For services that don’t directly support hardware keys, there is the Yubico authenticator app. The app is available for all major operating systems. This app is designed for and only supports YubiKey devices, and not the Google Titan key. It also doesn’t support the cheaper YubiKey security key series. The app is mostly accessible, depending on which operating system you’re using it on. When you launch the app, you will see a prompt to plug in or scan your key. After doing this, you can start adding services. Once you’ve added some services, plugging in the key will show all the services linked to that key, and optionally, the codes for them. If the box is unchecked, the code appears as soon as your key is plugged in or scanned. If hidden, the code will appear as a line of asterisks. To reveal the code, navigate to it and press Enter if using the desktop, or select it and hit the Calculate button if you’re using mobile. Then touch the sensor or scan your key as directed and the code will appear.

Adding a Service to the Authenticator

Once again, go to the security settings of the service you want to add. This time, choose the option labeled something similar to “Use an authenticator app.” This will bring up a QR code and a button to set up manually. If you’re using the app on your phone, select the button to scan the QR code and you can attempt to use the camera. Otherwise, select to set up manually. The service will give you a string of letters and numbers. Copy this and paste it into the secret key box on the Add Account screen of the Authenticator app. On this screen there are some advanced options, which are beyond the scope of this blog, as well as the option to require touching your key or not. Once the service is added, enter the generated code on the site and the process is complete. Be sure to use the secret key to add the service to all your keys before finishing.

Accessibility Issues in the Authenticator App

On Windows, there are a few issues when using the authenticator app. The button that brings up the main menu is labeled, but the menu is not accessible from the keyboard. The button to add an account is also unlabeled. When adding an account, the fields are unlabeled. Also, once you tab to the Secret Key field, it is not possible to Shift + Tab to the previous fields, nor is it possible to Tab back around to the top. Finally, when pressing Enter on a hidden code, the prompt to touch your key does not speak, and there is no indication that the code has been revealed unless you arrow away and back to the code.

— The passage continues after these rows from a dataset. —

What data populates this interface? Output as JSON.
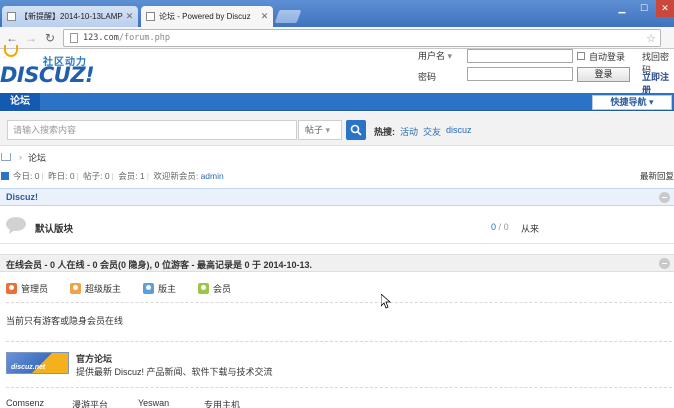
{
  "browser": {
    "tabs": [
      {
        "title": "【新提醒】2014-10-13LAMP",
        "active": false
      },
      {
        "title": "论坛 - Powered by Discuz",
        "active": true
      }
    ],
    "url_host": "123.com",
    "url_path": "/forum.php",
    "icons": [
      "back-arrow-icon",
      "forward-arrow-icon",
      "reload-icon",
      "star-icon"
    ]
  },
  "header": {
    "logo_slogan": "社区动力",
    "logo_word": "DISCUZ!",
    "username_label": "用户名",
    "password_label": "密码",
    "auto_login_label": "自动登录",
    "login_button": "登录",
    "find_password": "找回密码",
    "register": "立即注册"
  },
  "nav": {
    "forum_tab": "论坛",
    "quick_nav": "快捷导航"
  },
  "search": {
    "placeholder": "请输入搜索内容",
    "type_label": "帖子",
    "hot_label": "热搜:",
    "hot_links": [
      "活动",
      "交友",
      "discuz"
    ]
  },
  "breadcrumb": {
    "current": "论坛"
  },
  "stats": {
    "today_label": "今日:",
    "today": "0",
    "yesterday_label": "昨日:",
    "yesterday": "0",
    "posts_label": "帖子:",
    "posts": "0",
    "members_label": "会员:",
    "members": "1",
    "welcome_label": "欢迎新会员:",
    "newest_member": "admin",
    "latest_reply": "最新回复"
  },
  "category": {
    "title": "Discuz!",
    "forum_name": "默认版块",
    "threads": "0",
    "posts_sep": "/",
    "posts": "0",
    "last_post": "从来"
  },
  "online": {
    "title": "在线会员 - 0 人在线 - 0 会员(0 隐身), 0 位游客 - 最高记录是 0 于 2014-10-13.",
    "legend": [
      {
        "label": "管理员",
        "color": "#e8713a"
      },
      {
        "label": "超级版主",
        "color": "#f0a24a"
      },
      {
        "label": "版主",
        "color": "#5aa0dc"
      },
      {
        "label": "会员",
        "color": "#9cc64a"
      }
    ],
    "note": "当前只有游客或隐身会员在线"
  },
  "partner": {
    "badge_text": "discuz.net",
    "name": "官方论坛",
    "description": "提供最新 Discuz! 产品新闻、软件下载与技术交流"
  },
  "footer_links": [
    "Comsenz",
    "漫游平台",
    "Yeswan",
    "专用主机"
  ]
}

On mobile, the app is mostly accessible. On iOS, it is somewhat difficult to initiate the NFC scan as you must double tap and hold, then drag down in the right place to start NFC. When adding an account manually, the labels for each field appear as separate, dimmed items, though the fields themselves are accessible. On Android, the only, though major, issue is that when attempting to add an account manually, the secret key field is not accessible at all with Talkback. For now, Android users will want to either scan the QR code or create the account on a computer. These issues have been reported to Yubico, and I am hopeful we will see some improvements.

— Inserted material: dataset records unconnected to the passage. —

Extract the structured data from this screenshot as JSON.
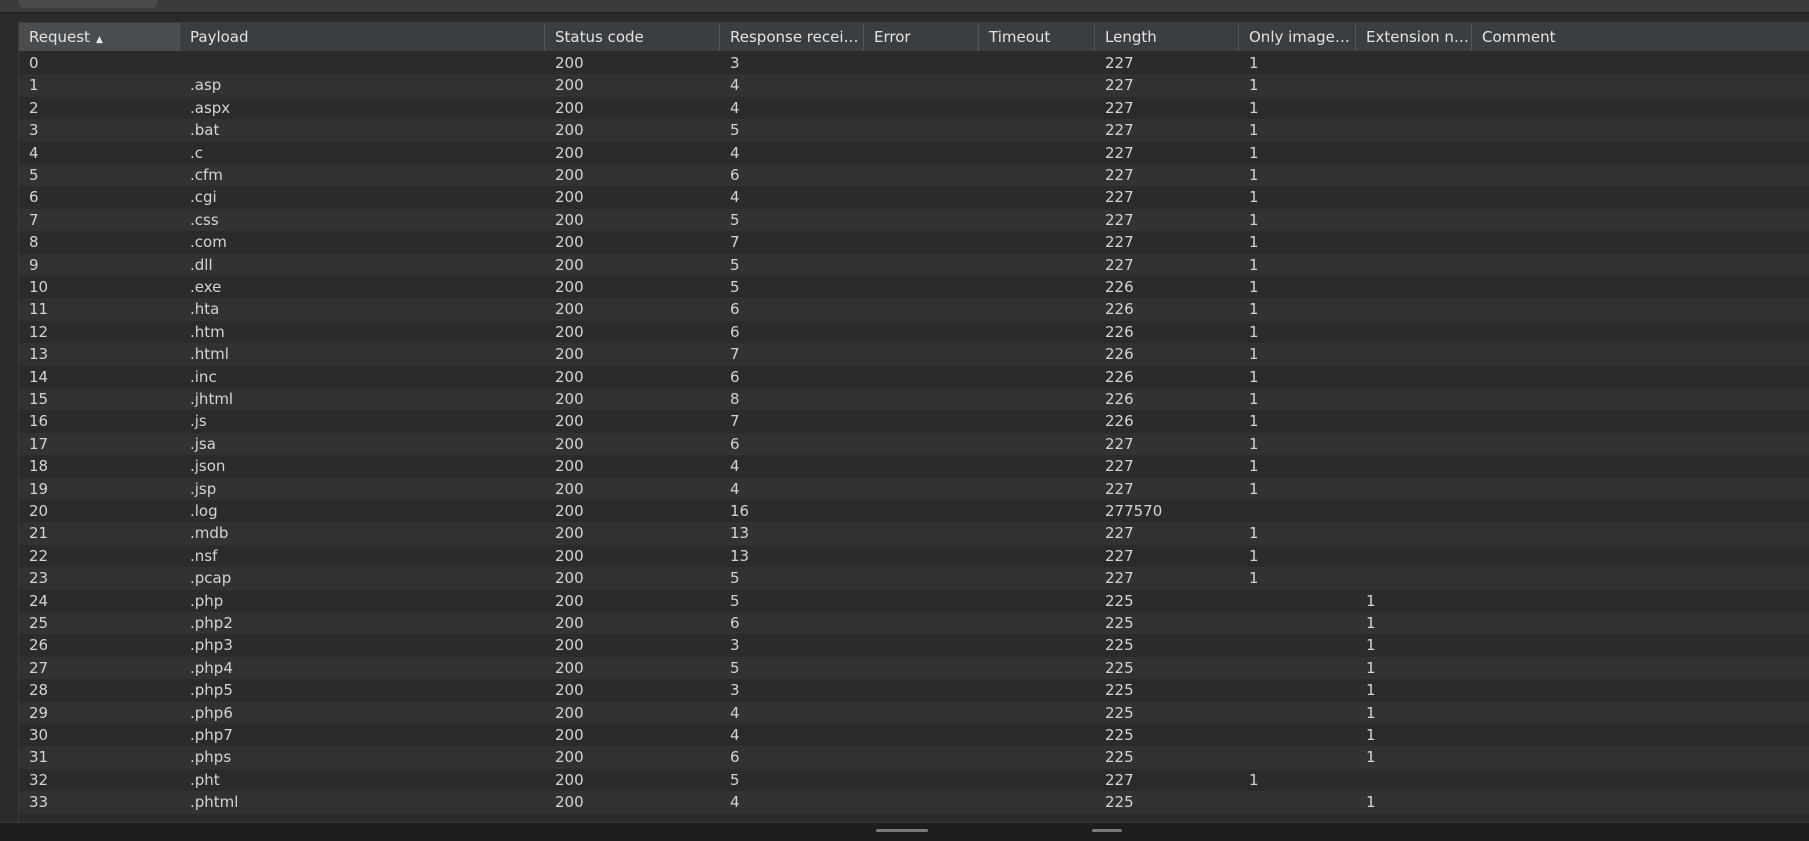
{
  "columns": [
    {
      "label": "Request",
      "sorted": true
    },
    {
      "label": "Payload"
    },
    {
      "label": "Status code"
    },
    {
      "label": "Response received"
    },
    {
      "label": "Error"
    },
    {
      "label": "Timeout"
    },
    {
      "label": "Length"
    },
    {
      "label": "Only images ar..."
    },
    {
      "label": "Extension not al..."
    },
    {
      "label": "Comment"
    }
  ],
  "sort_indicator": "^",
  "rows": [
    [
      "0",
      "",
      "200",
      "3",
      "",
      "",
      "227",
      "1",
      "",
      ""
    ],
    [
      "1",
      ".asp",
      "200",
      "4",
      "",
      "",
      "227",
      "1",
      "",
      ""
    ],
    [
      "2",
      ".aspx",
      "200",
      "4",
      "",
      "",
      "227",
      "1",
      "",
      ""
    ],
    [
      "3",
      ".bat",
      "200",
      "5",
      "",
      "",
      "227",
      "1",
      "",
      ""
    ],
    [
      "4",
      ".c",
      "200",
      "4",
      "",
      "",
      "227",
      "1",
      "",
      ""
    ],
    [
      "5",
      ".cfm",
      "200",
      "6",
      "",
      "",
      "227",
      "1",
      "",
      ""
    ],
    [
      "6",
      ".cgi",
      "200",
      "4",
      "",
      "",
      "227",
      "1",
      "",
      ""
    ],
    [
      "7",
      ".css",
      "200",
      "5",
      "",
      "",
      "227",
      "1",
      "",
      ""
    ],
    [
      "8",
      ".com",
      "200",
      "7",
      "",
      "",
      "227",
      "1",
      "",
      ""
    ],
    [
      "9",
      ".dll",
      "200",
      "5",
      "",
      "",
      "227",
      "1",
      "",
      ""
    ],
    [
      "10",
      ".exe",
      "200",
      "5",
      "",
      "",
      "226",
      "1",
      "",
      ""
    ],
    [
      "11",
      ".hta",
      "200",
      "6",
      "",
      "",
      "226",
      "1",
      "",
      ""
    ],
    [
      "12",
      ".htm",
      "200",
      "6",
      "",
      "",
      "226",
      "1",
      "",
      ""
    ],
    [
      "13",
      ".html",
      "200",
      "7",
      "",
      "",
      "226",
      "1",
      "",
      ""
    ],
    [
      "14",
      ".inc",
      "200",
      "6",
      "",
      "",
      "226",
      "1",
      "",
      ""
    ],
    [
      "15",
      ".jhtml",
      "200",
      "8",
      "",
      "",
      "226",
      "1",
      "",
      ""
    ],
    [
      "16",
      ".js",
      "200",
      "7",
      "",
      "",
      "226",
      "1",
      "",
      ""
    ],
    [
      "17",
      ".jsa",
      "200",
      "6",
      "",
      "",
      "227",
      "1",
      "",
      ""
    ],
    [
      "18",
      ".json",
      "200",
      "4",
      "",
      "",
      "227",
      "1",
      "",
      ""
    ],
    [
      "19",
      ".jsp",
      "200",
      "4",
      "",
      "",
      "227",
      "1",
      "",
      ""
    ],
    [
      "20",
      ".log",
      "200",
      "16",
      "",
      "",
      "277570",
      "",
      "",
      ""
    ],
    [
      "21",
      ".mdb",
      "200",
      "13",
      "",
      "",
      "227",
      "1",
      "",
      ""
    ],
    [
      "22",
      ".nsf",
      "200",
      "13",
      "",
      "",
      "227",
      "1",
      "",
      ""
    ],
    [
      "23",
      ".pcap",
      "200",
      "5",
      "",
      "",
      "227",
      "1",
      "",
      ""
    ],
    [
      "24",
      ".php",
      "200",
      "5",
      "",
      "",
      "225",
      "",
      "1",
      ""
    ],
    [
      "25",
      ".php2",
      "200",
      "6",
      "",
      "",
      "225",
      "",
      "1",
      ""
    ],
    [
      "26",
      ".php3",
      "200",
      "3",
      "",
      "",
      "225",
      "",
      "1",
      ""
    ],
    [
      "27",
      ".php4",
      "200",
      "5",
      "",
      "",
      "225",
      "",
      "1",
      ""
    ],
    [
      "28",
      ".php5",
      "200",
      "3",
      "",
      "",
      "225",
      "",
      "1",
      ""
    ],
    [
      "29",
      ".php6",
      "200",
      "4",
      "",
      "",
      "225",
      "",
      "1",
      ""
    ],
    [
      "30",
      ".php7",
      "200",
      "4",
      "",
      "",
      "225",
      "",
      "1",
      ""
    ],
    [
      "31",
      ".phps",
      "200",
      "6",
      "",
      "",
      "225",
      "",
      "1",
      ""
    ],
    [
      "32",
      ".pht",
      "200",
      "5",
      "",
      "",
      "227",
      "1",
      "",
      ""
    ],
    [
      "33",
      ".phtml",
      "200",
      "4",
      "",
      "",
      "225",
      "",
      "1",
      ""
    ]
  ]
}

Either the YubiKey 5 or the Google Titan key are viable options for securing your online accounts. The accessibility of setup will depend on how accessible the service is, but if the underlying service is accessible, then the setup will be as well. The Yubico Authenticator greatly expands the services which the YubiKeys will work with, but there are a few issues with it that could range from somewhat annoying to showstopping depending on your use case. Any security key will help keep your accounts secure, and provide another layer between you and anyone after your private data. You can find out more information and purchase the keys on either the Yubico or Google sites.